Saímos do hotel correndo, como de costume, eram 8:10 e nosso ônibus saía as 8:30, mas os demais passageiros do ônibus estavam mais atrasados que nós, e ainda fomos os primeiros a chegar. Na rodoviária é necessário pagar 1 boliviano por pessoa de taxa de uso da rodoviária.

Assim que o ônibus partiu foi servido o café da manhã (1 empanada de queijo e chá de coca).

Perto da fronteira o busmoço (versão de aeromoça) explicou para todos no ônibus que a polícia peruana não é confiável e que há um golpe, já citado no mochileiros, em que eles abordam o turista, levam para uma sala reservada e enquanto um toca o terror o outro rouba o que conseguir sem que a pessoa perceba. Fomos alertados para não dar atenção aos policiais peruanos, pois eles não podem levar ninguém para locais reservados, e, caso algo acontecesse, ir até o ônibus chamá-lo para que nos acompanhasse. Tanto o busmoço quanto o motorista ficaram todo o tempo próximo ao grupo do ônibus, auxiliando com os trâmites de fronteira. Bom esse serviço da Nuevo Continente.

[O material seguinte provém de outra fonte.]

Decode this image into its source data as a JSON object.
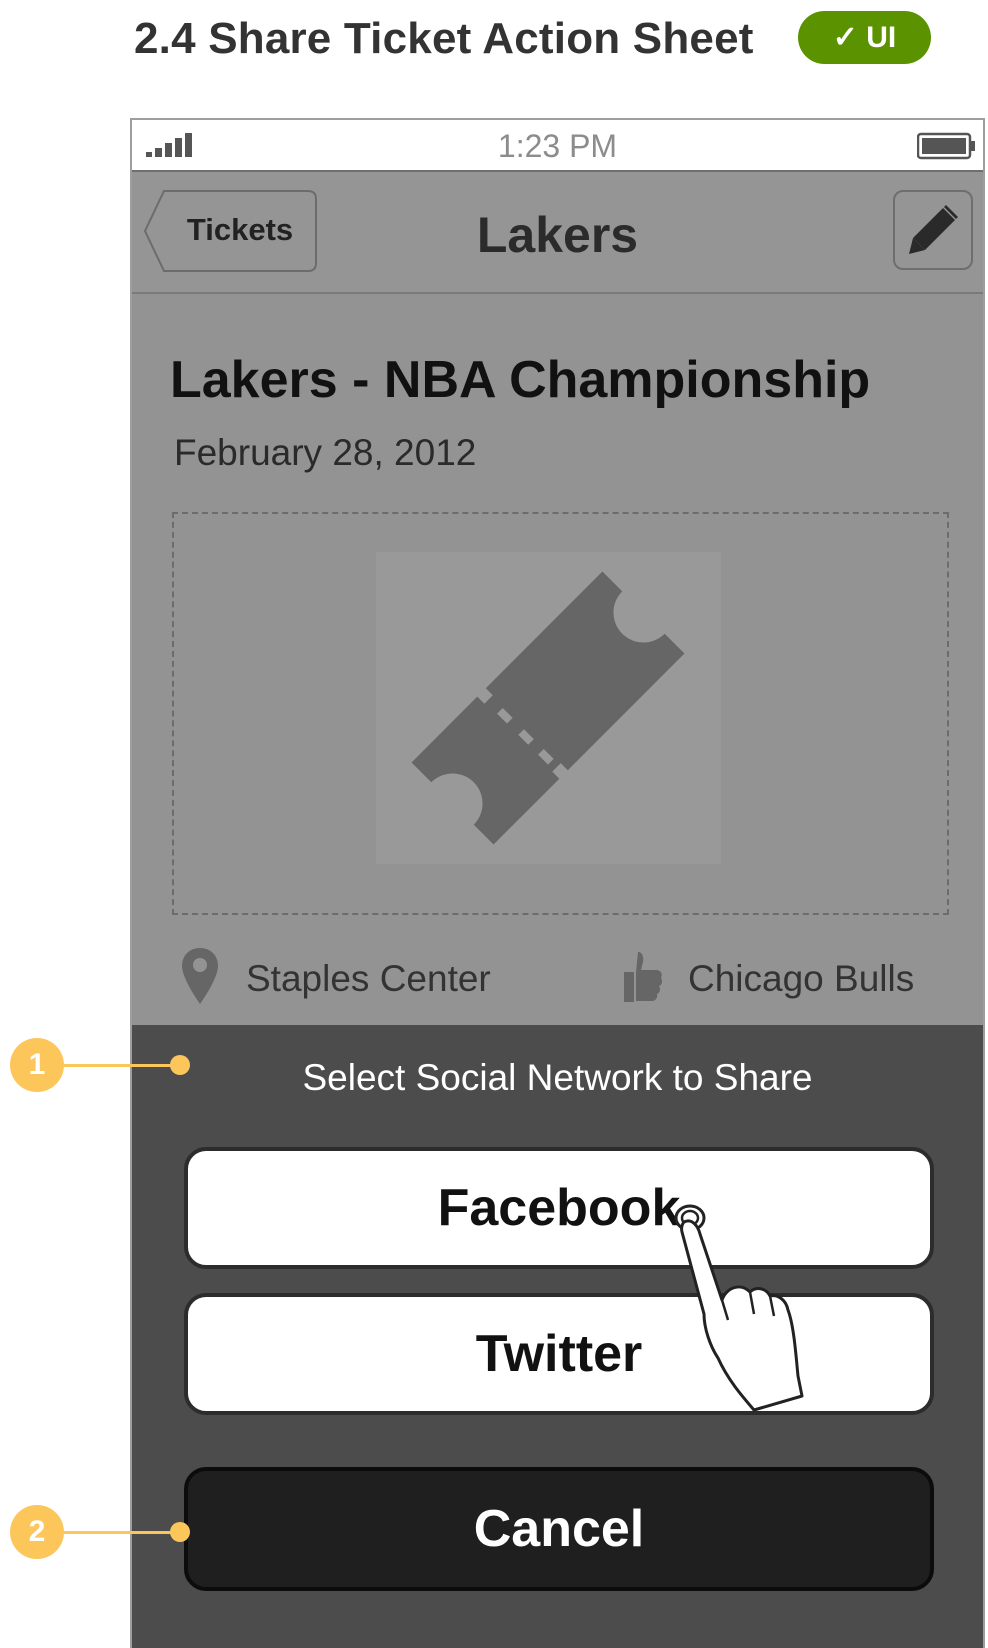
{
  "page": {
    "title": "2.4 Share Ticket Action Sheet",
    "badge": "✓ UI",
    "badge_color": "#5a9200",
    "callout_color": "#fcc65b"
  },
  "status_bar": {
    "time": "1:23 PM",
    "signal_icon": "signal-bars-icon",
    "battery_icon": "battery-icon"
  },
  "nav": {
    "back_label": "Tickets",
    "title": "Lakers",
    "edit_icon": "pencil-icon"
  },
  "event": {
    "title": "Lakers - NBA Championship",
    "date": "February 28, 2012",
    "image_icon": "ticket-icon",
    "venue_icon": "map-pin-icon",
    "venue": "Staples Center",
    "team_icon": "thumbs-up-icon",
    "opponent": "Chicago Bulls"
  },
  "action_sheet": {
    "title": "Select Social Network to Share",
    "buttons": [
      {
        "label": "Facebook"
      },
      {
        "label": "Twitter"
      }
    ],
    "cancel_label": "Cancel"
  },
  "annotations": [
    {
      "number": "1"
    },
    {
      "number": "2"
    }
  ],
  "gesture": {
    "icon": "tap-hand-icon"
  }
}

Até o início da tarde foram 4 paradas para entrada de policiais e revista do ônibus, eles escolhiam aleatóriamente a quem pedir documentos e de quem revistar bagagem.

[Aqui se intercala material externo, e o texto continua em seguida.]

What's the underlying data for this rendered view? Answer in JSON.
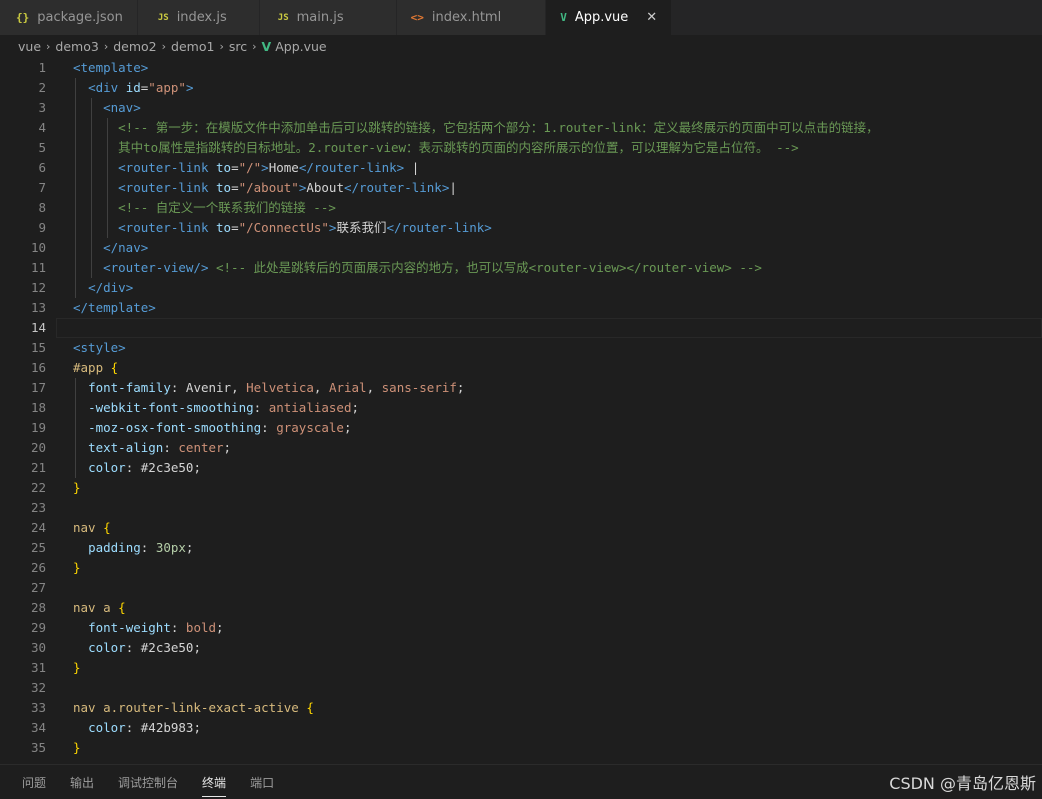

O almoço foi um sanduiche, igual aos servidos pela Tam e pela Varig, e um suco industrializado. Comi as duas refeições oferecidas no ônibus e não tive problemas.

Por volta das 15h o motorista, sem motivo aparente, parou no acostamento e ficou enrolando ao lado do ônibus. Ele subiu novamente no ônibus e pegou uma chave de fenda pequena, que mal consertaria um patins, quanto mais um ônibus, e ficou fingindo consertar algo. Ficamos acompanhando tudo pela janela e o Dani e o Eduardo resolveram descer para ver o que estava acontecendo, pois até então metade do ônibus já estava na estrada, mas ninguém tinha ido falar com o motorista. O Dani chegou perto e pode ouvir a conversa do motorista no celular, que pedia um novo transporte pois o nosso estava quebrado. Quando o Dani abordou o motorista várias pessoas foram junto, e acredito eu, o motorista ficou com medo e se sentiu pressionado, pediu que todos entrassem no ônibus e seguiu viagem normalmente. Conversando com algumas pessoas descobrimos que essa prática é normal nessa rota, em determinado ponto da estrada eles alegam defeito e colocam as pessoas apertadas em uma van ou em um ônibus velho até Cuzco. O nosso ônibus não estava com defeito algum, apesar de ter perdido tanto tempo na estrada, em torno de 30 min, chegamos em Cuzco no horário previsto e o motorista até aumentou a velocidade depois dessa parada. O Dani já tinha combinado uma pressão no motorista caso ele insistisse em manter o ônibus parado na estrada, mas os homens do ônibus eram tão grandes que nem foi preciso, bastou ficar um tempinho observando a encenação dele consertando um ônibus de turismo com uma chave de fenda pequena..

Cuzco é uma cidade mágica, a mais bonita de todas as que conhecemos até agora. Morri de frio mais uma vez, mesmo bem agasalhada.

Pegamos um táxi da rodoviária até a Plaza de Armas, 10 soles. É necessário negociar muito o táxi na rodoviária, começaram nos cobrando 40 soles até a Plaza de Armas.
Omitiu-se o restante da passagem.